Il mio prossimo libro
8 Febbraio 2019Un libro, un semplice libro racchiude in sé mille fatiche. Allo stesso tempo pubblicare un libro è sempre un’enorme soddisfazione. Avevo rinunciato a pubblicare, nonostante la mole di materiale inedito che conservo. Ci avevo messo un punto, vista la situazione dell’editoria, vista la malafede degli editori, a meno che non si tratti di nomi noti e spesso lontani anni luce da qualsivoglia conoscenza letteraria. Se ti chiami Barbara D’Urso, però… Già, perché l’Italia è anche questo.
Ma questo è il Paese che non mi piace e dunque ho deciso di andare avanti. Alla fine, come diceva sempre mio padre, il lavoro duro viene fuori, viene fuori sempre. E mio padre non diceva mai sciocchezze. Dunque, incrocio le dita e vi propongo poche righe della prima storia di questo libro, una raccolta di 36 racconti. Storie di vita, di amore, di tradimenti, gioie, dolori, storie, sostanzialmente, sull’impotenza dell’uomo di fronte all’enormità dell’esistenza.
“Qualcosa di superiore”
36 racconti
di Danila S. Santagata
“Molti la chiamano Dio Misericordioso, altri natura, altri semplicemente destino;
comunque la si voglia definire, essa decide per noi, minuscoli esseri umani”
L’inevitabile
Ciò che deve succedere, succede. Ciò che è stabilito che accada, inevitabilmente, prima o poi, accadrà. Nonostante tutti gli sforzi perché le cose vadano in modo diverso, al di là di ogni preghiera, di ogni supplica, al di là di tutto ciò che è in nostro potere, se in un certo modo deve essere, così sarà.
Sono cresciuto in un paesino della Calabria, di cui in molti ignorano l’esistenza. Si chiama Canolo. L’aria è buona, dolce, fresca anche in agosto, la natura rigogliosa e generosa, con i suoi alberi, i suoi fiorellini che spuntano qua e là senza che nessuno si prenda cura di loro. È un po’ così che sono cresciuto io, in una semplicità che definire povertà sarebbe poco e senza che nessuno, a parte mia madre, quando poteva, si prendesse cura di me. Ho qualche ricordo del prima.

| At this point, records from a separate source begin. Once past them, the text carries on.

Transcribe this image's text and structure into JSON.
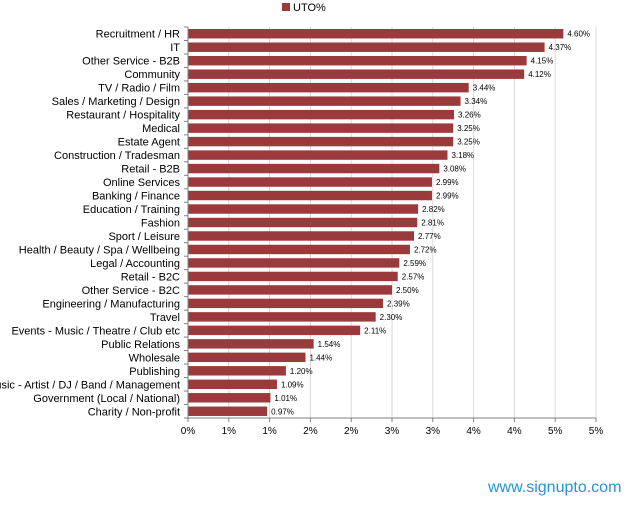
{
  "watermark": "www.signupto.com",
  "chart_data": {
    "type": "bar",
    "orientation": "horizontal",
    "series": [
      {
        "name": "UTO%",
        "color": "#9b3a3c",
        "values": [
          4.6,
          4.37,
          4.15,
          4.12,
          3.44,
          3.34,
          3.26,
          3.25,
          3.25,
          3.18,
          3.08,
          2.99,
          2.99,
          2.82,
          2.81,
          2.77,
          2.72,
          2.59,
          2.57,
          2.5,
          2.39,
          2.3,
          2.11,
          1.54,
          1.44,
          1.2,
          1.09,
          1.01,
          0.97
        ]
      }
    ],
    "categories": [
      "Recruitment / HR",
      "IT",
      "Other Service - B2B",
      "Community",
      "TV / Radio / Film",
      "Sales / Marketing / Design",
      "Restaurant / Hospitality",
      "Medical",
      "Estate Agent",
      "Construction / Tradesman",
      "Retail - B2B",
      "Online Services",
      "Banking / Finance",
      "Education / Training",
      "Fashion",
      "Sport / Leisure",
      "Health / Beauty / Spa / Wellbeing",
      "Legal / Accounting",
      "Retail - B2C",
      "Other Service - B2C",
      "Engineering / Manufacturing",
      "Travel",
      "Events - Music / Theatre / Club etc",
      "Public Relations",
      "Wholesale",
      "Publishing",
      "Music - Artist / DJ / Band / Management",
      "Government (Local / National)",
      "Charity / Non-profit"
    ],
    "data_labels": [
      "4.60%",
      "4.37%",
      "4.15%",
      "4.12%",
      "3.44%",
      "3.34%",
      "3.26%",
      "3.25%",
      "3.25%",
      "3.18%",
      "3.08%",
      "2.99%",
      "2.99%",
      "2.82%",
      "2.81%",
      "2.77%",
      "2.72%",
      "2.59%",
      "2.57%",
      "2.50%",
      "2.39%",
      "2.30%",
      "2.11%",
      "1.54%",
      "1.44%",
      "1.20%",
      "1.09%",
      "1.01%",
      "0.97%"
    ],
    "x_ticks": [
      0,
      0.5,
      1,
      1.5,
      2,
      2.5,
      3,
      3.5,
      4,
      4.5,
      5
    ],
    "x_tick_labels": [
      "0%",
      "1%",
      "1%",
      "2%",
      "2%",
      "3%",
      "3%",
      "4%",
      "4%",
      "5%",
      "5%"
    ],
    "xlim": [
      0,
      5
    ],
    "xlabel": "",
    "ylabel": "",
    "grid": "vertical",
    "legend": "top-center"
  }
}
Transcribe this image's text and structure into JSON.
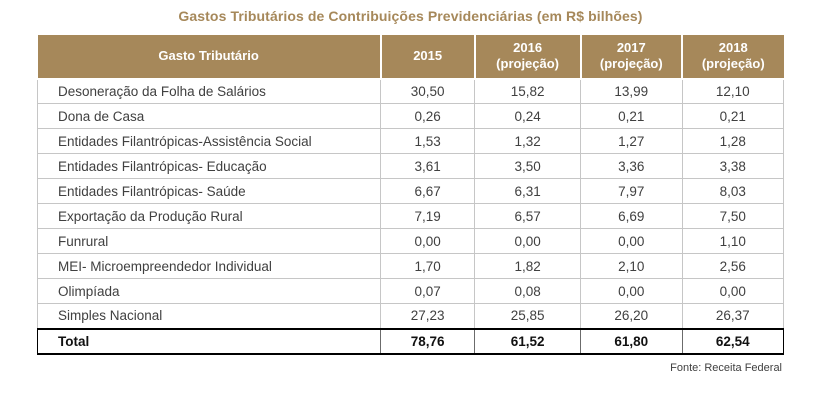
{
  "title": "Gastos Tributários de Contribuições Previdenciárias (em R$ bilhões)",
  "source": "Fonte: Receita Federal",
  "colors": {
    "accent": "#A6885A",
    "header_bg": "#A6885A",
    "header_text": "#FFFFFF",
    "body_text": "#404040",
    "grid": "#C6C6C6",
    "total_border": "#000000"
  },
  "chart_data": {
    "type": "table",
    "title": "Gastos Tributários de Contribuições Previdenciárias (em R$ bilhões)",
    "columns": [
      {
        "label": "Gasto Tributário",
        "sublabel": ""
      },
      {
        "label": "2015",
        "sublabel": ""
      },
      {
        "label": "2016",
        "sublabel": "(projeção)"
      },
      {
        "label": "2017",
        "sublabel": "(projeção)"
      },
      {
        "label": "2018",
        "sublabel": "(projeção)"
      }
    ],
    "rows": [
      {
        "name": "Desoneração da Folha de Salários",
        "values": [
          "30,50",
          "15,82",
          "13,99",
          "12,10"
        ],
        "is_total": false
      },
      {
        "name": "Dona de Casa",
        "values": [
          "0,26",
          "0,24",
          "0,21",
          "0,21"
        ],
        "is_total": false
      },
      {
        "name": "Entidades Filantrópicas-Assistência Social",
        "values": [
          "1,53",
          "1,32",
          "1,27",
          "1,28"
        ],
        "is_total": false
      },
      {
        "name": "Entidades Filantrópicas- Educação",
        "values": [
          "3,61",
          "3,50",
          "3,36",
          "3,38"
        ],
        "is_total": false
      },
      {
        "name": "Entidades Filantrópicas- Saúde",
        "values": [
          "6,67",
          "6,31",
          "7,97",
          "8,03"
        ],
        "is_total": false
      },
      {
        "name": "Exportação da Produção Rural",
        "values": [
          "7,19",
          "6,57",
          "6,69",
          "7,50"
        ],
        "is_total": false
      },
      {
        "name": "Funrural",
        "values": [
          "0,00",
          "0,00",
          "0,00",
          "1,10"
        ],
        "is_total": false
      },
      {
        "name": "MEI- Microempreendedor Individual",
        "values": [
          "1,70",
          "1,82",
          "2,10",
          "2,56"
        ],
        "is_total": false
      },
      {
        "name": "Olimpíada",
        "values": [
          "0,07",
          "0,08",
          "0,00",
          "0,00"
        ],
        "is_total": false
      },
      {
        "name": "Simples Nacional",
        "values": [
          "27,23",
          "25,85",
          "26,20",
          "26,37"
        ],
        "is_total": false
      },
      {
        "name": "Total",
        "values": [
          "78,76",
          "61,52",
          "61,80",
          "62,54"
        ],
        "is_total": true
      }
    ],
    "source": "Fonte: Receita Federal"
  }
}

C’è sempre, nella vita delle persone, un prima e un dopo. Il mio prima era avvolto dall’aria angosciante che respiravo in casa, smorzata dalla frescura e dal chiarore del cielo, quando riuscivo ad andare fuori. Casa… Era una specie di capannone, dove il caldo, d’estate, nonostante non si sentisse fuori, rischiava di cuocerci ed il freddo, nei mesi d’inverno, ci paralizzava. Mio padre era un muratore. La sera rientrava, attorno alle sei, affamato e, se mamma non gli metteva immediatamente un piatto in tavola, iniziava ad urlare, sempre attaccato alla sua bottiglia – Questo è vino fatto in casa – mi diceva – assaggialo, non può far male. A me dava fastidio anche l’odore di quel vino e poi non volevo diventare rosso ed iracondo come lui. Mio padre, però, bene non stava. Tossiva continuamente ed aveva una smania perenne, come di chi nella vita non ha combinato nulla e cerca continuamente di rimediare. Parlava strascinando ogni parola, mio padre, anche quando diceva a mia madre “ti ammazzo”, era uno strascinare quasi incomprensibile: tiiiiiii ammazooooooo. Lì per lì non capivo. Compresi solo dopo, con il tempo. Io cercavo di non sentire quelle urla, che mi terrorizzavano. Andavo fuori, sul retro della casa, anche in pieno inverno, con due o tre coperte addosso e leggevo. Non facevo altro che leggere. I libri, li prendevo in prestito alla biblioteca di Locri e non so cosa avrei dato per poterli tenere. Era stato mio nonno materno ad insegnarmi quanto è importante leggere, quante cose si imparano, quanto si può volare alto. – Niente e nessuno – mi diceva – potrà mai farti volare in alto come un libro.